All civil society organizations financed by billionaire George Soros should be “swept out” of Hungary, the vice chairman of the ruling Fidesz party, Szilard Nemeth, declared.
Nongovernmental Organizations (NGOs), such as Transparency International, financed by billionaire George Soros and his Open Society Foundation ought to be banned from operating in Hungary, Nemeth said at a news conference Tuesday, according to Hir TV. The official claimed that Soros and his NGOs were “pushing global big capital and a related political correctness into Hungary.”
"These organizations must be pushed back with all available tools, and I think they must be swept out, and now I believe the international conditions are right for this with the election of the new president [Donald Trump],” said Nemeth.
In September, Nemeth, who is also the deputy chairman of Hungary’s National Security Committee, said he submitted a list of 22 organizations “connected to the Soros network for the purpose of having these organizations screened.”
Prime Minister Viktor Orban, who is the leader of populist right-wing party Fidesz, takes a similarly dim view of Soros’s political activities. In an interview with the internet portal 888.hu in December, Orban said that 2017 would bring “about the extrusion of George Soros and the forces symbolized by him.”
“In every country, they will want to displace Soros,” Orban told journalists. “This can already be seen in Europe. They investigate where the money comes from, what kind of intelligence connections there are, which NGOs represent what interests.”
Hungarian lawmakers are soon set to debate a bill allowing authorities to audit the executives of NGOs, something which is to date reserved to the MPs and public officials in the country. A respective proposal has appeared on the newly published parliamentary agenda for 2017.
But despite this and Nemeth’s statements, the Open Society Foundation, which according to Reuters funds over 60 NGOs in Hungary, has pledged to continue its work in the country.

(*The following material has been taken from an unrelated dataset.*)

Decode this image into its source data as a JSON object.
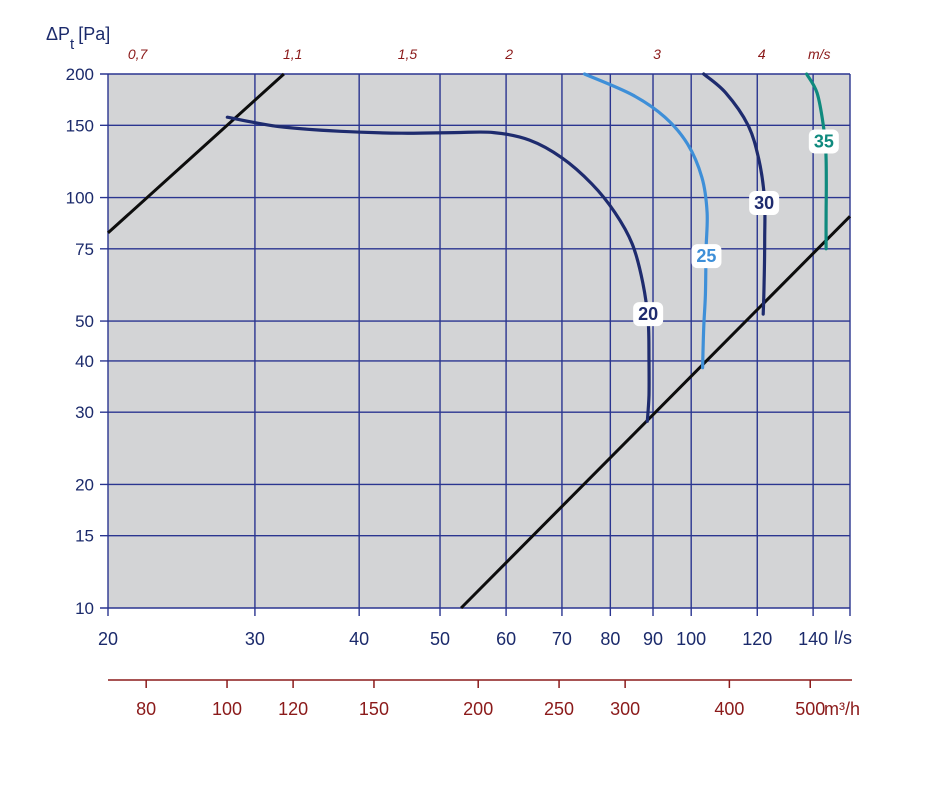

“The Open Society Foundation will continue to work in Hungary despite government opposition to our mission of fairer, accountable societies,” the organization’s president, Christopher Stone, wrote in an email to Bloomberg. “In Hungary and around the world we are more focused than ever on working with local groups to strengthen democratic practice, rights, and justice.”

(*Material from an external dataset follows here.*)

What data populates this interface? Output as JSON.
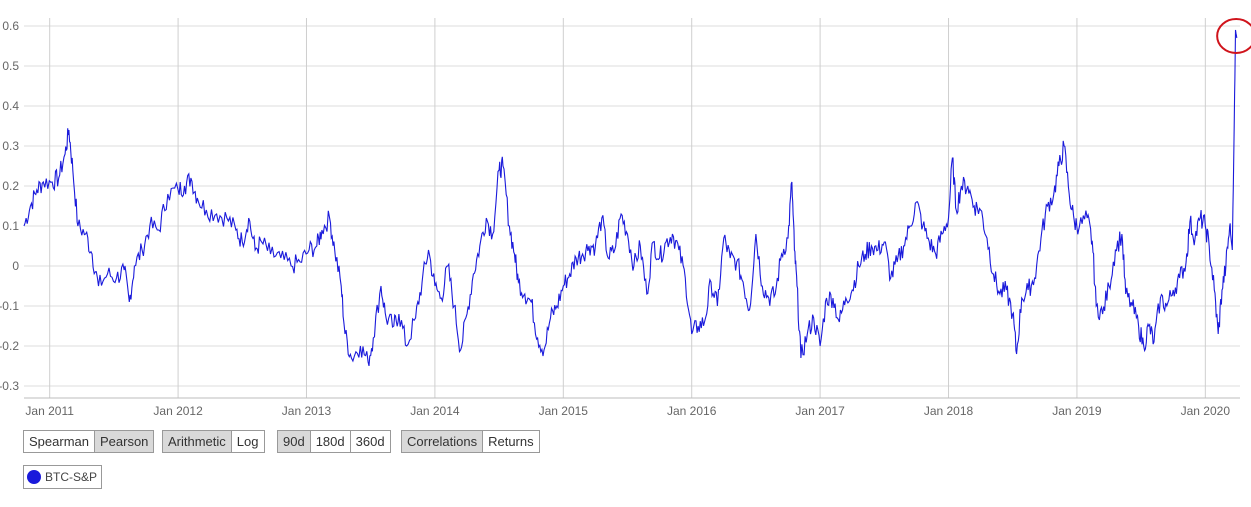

The Open Society Foundation was set up by Hungarian-born Soros between the mid-1980s to early 1990s. Orban himself received a grant from one of Soros’ foundations to study politics at Oxford University’s Pembroke College in 1989 (which he has since pledged to repay). Orban has accused Soros of undermining European borders and values by helping facilitate the flow of refugees and asylum seekers from the Middle East and elsewhere.